For Airport Screeners, More Training about Muslims

January 9, 2007

Author: Alexandra Marks

Source: The Christian Science Monitor

http://www.csmonitor.com/2007/0109/p02s01-ussc.html

NEW YORK -- Say you're a security screener at the airport. You notice a large group of people wearing white robes, speaking a strange language. The women have head scarves and the men long beards. They look nervous. One of them is holding a Koran. Another appears to be praying. What do you do?

According to the Transportation Security Administration (TSA), simply assume they're devout Muslims returning from the annual hajj in Mecca.

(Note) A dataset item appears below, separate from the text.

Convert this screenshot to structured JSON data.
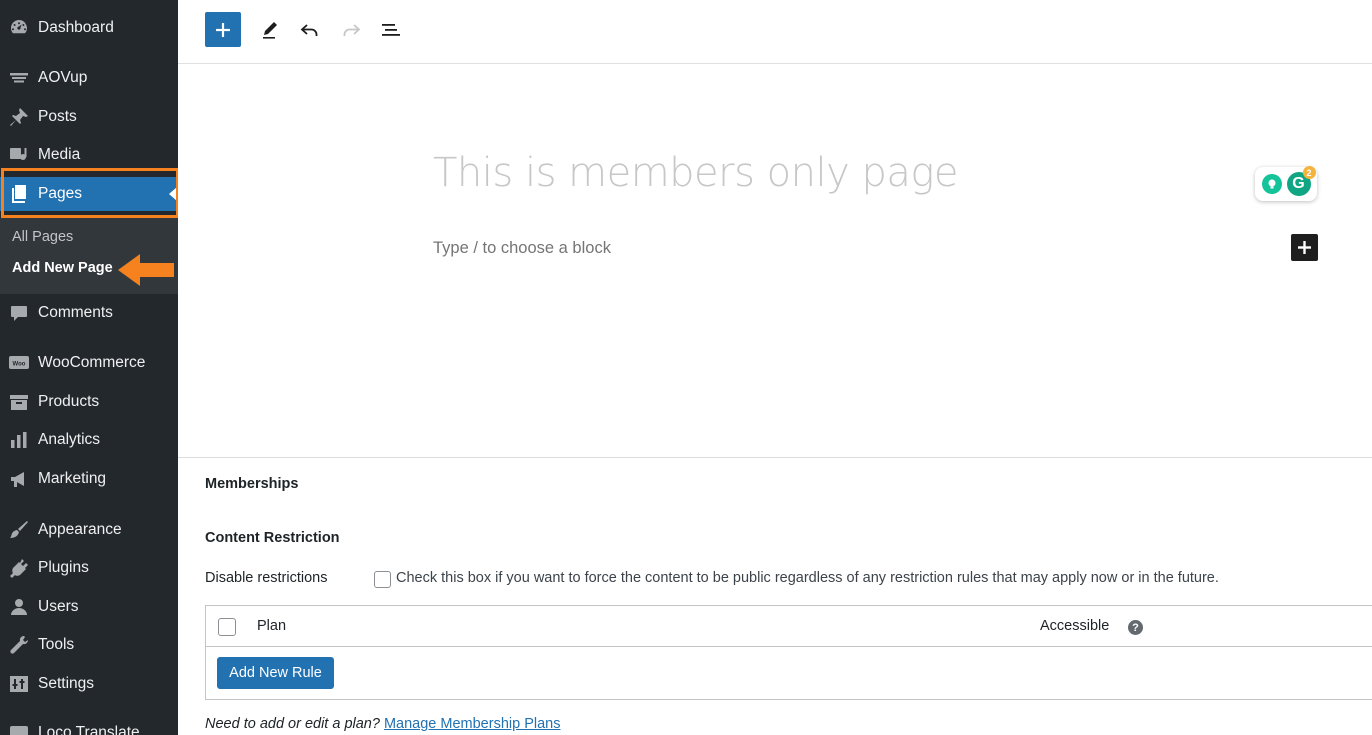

During the next few weeks, as many as 20,000 American Muslims will be returning to the United States from their pilgrimage to Saudi Arabia. The TSA has ramped up cultural-awareness training for all 43,000 of its screeners. The goal: to remind screeners what to expect from devout Muslims and how to go about screening them so it's in concert with their religious beliefs.

Arab-American and Muslim-American leaders are applauding the effort. But they say it's part of a much-needed larger cultural and political conversation about Islam and Arab culture that can help the nation as it heals from the aftereffects of 9/11.

"Their efforts are a modest but important beginning," says Jack Shaheen, professor emeritus of mass communications at Southern Illinois University. "But until such time that we react to the vilification of and discrimination against Arabs in the same way we react to the vilification of others like Jews, blacks, and Hispanics, I'm not going to go dancing in the streets."